From 6 April 2018 a new way of dealing with Section 75 Debts has been introduced for all multi-employer defined benefit schemes – the Deferred Debt Arrangement (DDA).

The purpose of a DDA is to introduce an option to allow the trustees and the departing employer to agree to defer the departing employer's requirement to pay the often substantial Section 75 debts, which could be triggered when they no longer employ active members of a Scheme. The threat of a Section 75 debt has kept many employers and their employees within Schemes with increasing and unaffordable costs of accrual for some time. The DDA may be an effective way to deal with these situations.
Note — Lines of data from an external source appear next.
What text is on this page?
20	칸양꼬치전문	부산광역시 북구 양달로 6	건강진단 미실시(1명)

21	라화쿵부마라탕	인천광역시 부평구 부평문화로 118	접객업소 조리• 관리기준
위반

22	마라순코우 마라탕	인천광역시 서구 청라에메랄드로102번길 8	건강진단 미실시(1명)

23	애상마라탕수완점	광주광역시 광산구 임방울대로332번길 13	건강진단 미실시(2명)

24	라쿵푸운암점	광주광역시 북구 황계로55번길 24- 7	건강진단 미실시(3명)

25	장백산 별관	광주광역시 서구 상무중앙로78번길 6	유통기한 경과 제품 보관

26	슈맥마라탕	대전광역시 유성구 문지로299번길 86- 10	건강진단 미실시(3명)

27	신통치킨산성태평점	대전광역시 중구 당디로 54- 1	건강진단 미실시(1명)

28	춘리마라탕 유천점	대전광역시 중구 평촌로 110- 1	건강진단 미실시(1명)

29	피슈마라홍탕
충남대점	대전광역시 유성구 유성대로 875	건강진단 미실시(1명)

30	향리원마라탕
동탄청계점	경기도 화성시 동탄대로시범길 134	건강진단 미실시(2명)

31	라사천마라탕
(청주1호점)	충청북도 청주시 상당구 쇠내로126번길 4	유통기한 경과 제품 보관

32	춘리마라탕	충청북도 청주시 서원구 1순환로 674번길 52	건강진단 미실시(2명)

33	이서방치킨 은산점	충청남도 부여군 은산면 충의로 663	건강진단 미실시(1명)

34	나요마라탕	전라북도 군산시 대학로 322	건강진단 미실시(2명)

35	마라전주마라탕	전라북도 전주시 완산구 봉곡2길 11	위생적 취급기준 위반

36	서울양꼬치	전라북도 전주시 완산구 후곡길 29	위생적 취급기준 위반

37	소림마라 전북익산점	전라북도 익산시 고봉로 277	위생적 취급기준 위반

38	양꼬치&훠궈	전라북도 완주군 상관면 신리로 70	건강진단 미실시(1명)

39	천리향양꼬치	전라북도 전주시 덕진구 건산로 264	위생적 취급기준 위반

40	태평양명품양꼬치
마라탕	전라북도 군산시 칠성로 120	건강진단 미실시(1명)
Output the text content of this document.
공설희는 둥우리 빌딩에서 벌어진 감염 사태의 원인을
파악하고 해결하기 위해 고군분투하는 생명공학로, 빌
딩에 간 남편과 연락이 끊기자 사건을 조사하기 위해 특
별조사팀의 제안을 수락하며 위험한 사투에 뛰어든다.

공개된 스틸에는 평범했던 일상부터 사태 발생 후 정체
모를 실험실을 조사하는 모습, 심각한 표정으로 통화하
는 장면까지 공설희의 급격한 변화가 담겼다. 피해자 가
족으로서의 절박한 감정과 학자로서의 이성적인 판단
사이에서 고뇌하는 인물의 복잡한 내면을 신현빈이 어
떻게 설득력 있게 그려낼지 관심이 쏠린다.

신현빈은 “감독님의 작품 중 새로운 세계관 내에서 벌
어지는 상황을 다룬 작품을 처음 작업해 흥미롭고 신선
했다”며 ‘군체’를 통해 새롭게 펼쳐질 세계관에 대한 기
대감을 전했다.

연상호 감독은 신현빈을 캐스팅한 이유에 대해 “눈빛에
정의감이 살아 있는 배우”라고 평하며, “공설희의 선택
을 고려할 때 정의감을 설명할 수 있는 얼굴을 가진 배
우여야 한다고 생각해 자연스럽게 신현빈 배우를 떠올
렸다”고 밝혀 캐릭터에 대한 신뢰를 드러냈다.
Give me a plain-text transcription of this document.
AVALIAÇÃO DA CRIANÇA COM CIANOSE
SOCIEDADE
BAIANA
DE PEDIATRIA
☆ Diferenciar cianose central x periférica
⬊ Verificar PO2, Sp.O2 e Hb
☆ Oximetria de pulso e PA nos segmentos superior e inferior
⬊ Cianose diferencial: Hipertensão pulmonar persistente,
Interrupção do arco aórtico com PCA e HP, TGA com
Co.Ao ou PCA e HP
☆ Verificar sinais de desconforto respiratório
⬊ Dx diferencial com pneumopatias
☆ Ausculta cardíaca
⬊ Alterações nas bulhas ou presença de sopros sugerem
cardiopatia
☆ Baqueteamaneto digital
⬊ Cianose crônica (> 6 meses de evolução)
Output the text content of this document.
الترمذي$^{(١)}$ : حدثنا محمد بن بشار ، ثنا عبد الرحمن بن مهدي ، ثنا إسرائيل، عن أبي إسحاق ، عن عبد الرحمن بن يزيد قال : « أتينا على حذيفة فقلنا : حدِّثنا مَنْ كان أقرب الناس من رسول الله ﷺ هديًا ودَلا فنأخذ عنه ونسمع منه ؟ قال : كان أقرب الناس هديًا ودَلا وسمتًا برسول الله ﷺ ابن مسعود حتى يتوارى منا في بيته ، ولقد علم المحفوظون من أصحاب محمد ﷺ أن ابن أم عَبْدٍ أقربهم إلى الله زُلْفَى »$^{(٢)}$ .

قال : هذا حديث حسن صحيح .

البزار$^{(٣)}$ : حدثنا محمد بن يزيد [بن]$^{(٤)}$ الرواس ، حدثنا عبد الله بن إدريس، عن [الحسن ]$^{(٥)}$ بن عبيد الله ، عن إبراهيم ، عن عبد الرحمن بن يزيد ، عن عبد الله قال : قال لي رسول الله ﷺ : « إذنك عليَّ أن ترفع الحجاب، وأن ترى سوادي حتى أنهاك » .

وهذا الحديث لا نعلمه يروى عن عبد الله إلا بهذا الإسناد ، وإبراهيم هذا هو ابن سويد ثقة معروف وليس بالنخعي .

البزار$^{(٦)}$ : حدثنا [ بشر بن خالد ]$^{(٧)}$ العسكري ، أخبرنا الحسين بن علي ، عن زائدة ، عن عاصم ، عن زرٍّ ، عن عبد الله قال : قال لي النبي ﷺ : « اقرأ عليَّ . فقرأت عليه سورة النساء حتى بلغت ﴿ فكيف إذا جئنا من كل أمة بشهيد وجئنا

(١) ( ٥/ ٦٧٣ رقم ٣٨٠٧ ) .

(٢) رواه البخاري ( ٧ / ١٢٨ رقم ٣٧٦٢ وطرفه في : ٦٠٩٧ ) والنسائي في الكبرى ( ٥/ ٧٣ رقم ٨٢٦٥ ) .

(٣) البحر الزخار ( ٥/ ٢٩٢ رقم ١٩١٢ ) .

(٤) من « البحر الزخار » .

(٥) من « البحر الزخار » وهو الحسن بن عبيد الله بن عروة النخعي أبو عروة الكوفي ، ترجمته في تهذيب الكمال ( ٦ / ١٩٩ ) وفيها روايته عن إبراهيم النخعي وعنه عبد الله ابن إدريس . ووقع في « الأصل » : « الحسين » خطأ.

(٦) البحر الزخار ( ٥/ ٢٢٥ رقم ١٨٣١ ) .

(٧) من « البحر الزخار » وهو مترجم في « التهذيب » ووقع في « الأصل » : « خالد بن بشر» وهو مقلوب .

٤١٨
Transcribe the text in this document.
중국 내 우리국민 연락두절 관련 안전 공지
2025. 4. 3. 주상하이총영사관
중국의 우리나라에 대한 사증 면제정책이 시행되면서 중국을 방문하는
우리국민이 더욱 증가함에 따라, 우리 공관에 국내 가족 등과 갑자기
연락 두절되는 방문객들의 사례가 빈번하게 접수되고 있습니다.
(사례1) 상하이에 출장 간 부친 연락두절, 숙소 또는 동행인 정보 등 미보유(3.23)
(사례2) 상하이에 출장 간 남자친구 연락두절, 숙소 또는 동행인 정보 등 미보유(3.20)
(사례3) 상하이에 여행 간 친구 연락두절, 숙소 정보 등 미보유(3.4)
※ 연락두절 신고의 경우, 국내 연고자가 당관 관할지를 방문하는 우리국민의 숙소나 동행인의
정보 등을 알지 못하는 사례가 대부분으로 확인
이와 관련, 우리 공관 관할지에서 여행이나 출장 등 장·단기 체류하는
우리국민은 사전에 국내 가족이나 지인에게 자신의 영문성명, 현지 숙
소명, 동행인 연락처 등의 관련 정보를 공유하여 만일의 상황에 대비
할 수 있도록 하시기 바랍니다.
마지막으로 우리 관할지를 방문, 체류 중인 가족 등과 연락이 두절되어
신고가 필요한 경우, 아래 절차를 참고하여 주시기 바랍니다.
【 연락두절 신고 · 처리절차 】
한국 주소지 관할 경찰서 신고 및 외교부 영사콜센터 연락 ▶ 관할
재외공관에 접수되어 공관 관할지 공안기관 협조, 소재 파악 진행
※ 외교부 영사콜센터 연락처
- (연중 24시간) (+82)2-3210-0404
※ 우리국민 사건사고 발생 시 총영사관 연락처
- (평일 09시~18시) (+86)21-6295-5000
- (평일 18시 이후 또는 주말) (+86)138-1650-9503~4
A DDA allows a departing employer, with the consent of the Trustees, to postpone a debt whilst remaining liable for all other obligations under the Scheme. Before granting their consent, Trustees must be satisfied that the departing employer will be able to continue to meet its remaining obligations. Therefore, Trustee consent will not be granted where the Scheme is under PPF assessment or in the process of being wound up. 

Furthermore, the Trustees must ensure that a PPF assessment is unlikely to begin within the next 12 months, or that the departing employer's covenant with Scheme is not likely to materially weaken in the next 12 months before allowing a DDA to take effect. There must also be other participating employers within the Scheme, sponsoring active members.

In theory, the Section 75 debt could be deferred indefinitely. However, it is likely that the Trustees will have a deferred payment arrangement in place to allow the deferred employer to pay their debt to the Scheme over time.

Ultimately, the power – and the responsibility – lies with the Trustees. They hold a unilateral power to end the DDA and trigger an exit debt if they believe the deferred employer's covenant has materially weakened. 

This, however, will require continuous scrutiny of the employer's financial situation and regular advice from advisers. Trustees must also consider the fact that a departing employer entered into a DDA to avoid a substantial exit debt and therefore, triggering this debt later may force the employer into insolvency.

The DDA will also be brought to an end if the deferred employer subsequently employs an active member of the scheme or if all employers of the scheme cease to employ active members.

While an early flurry of employers consider the benefits of a DDA, Trustees (and their advisers) must ensure a DDA is the best course of action for the Scheme, the departing and continuing employers and, most importantly, the members.

The content of this article is intended to provide a general guide to the subject matter. Specialist advice should be sought about your specific circumstances.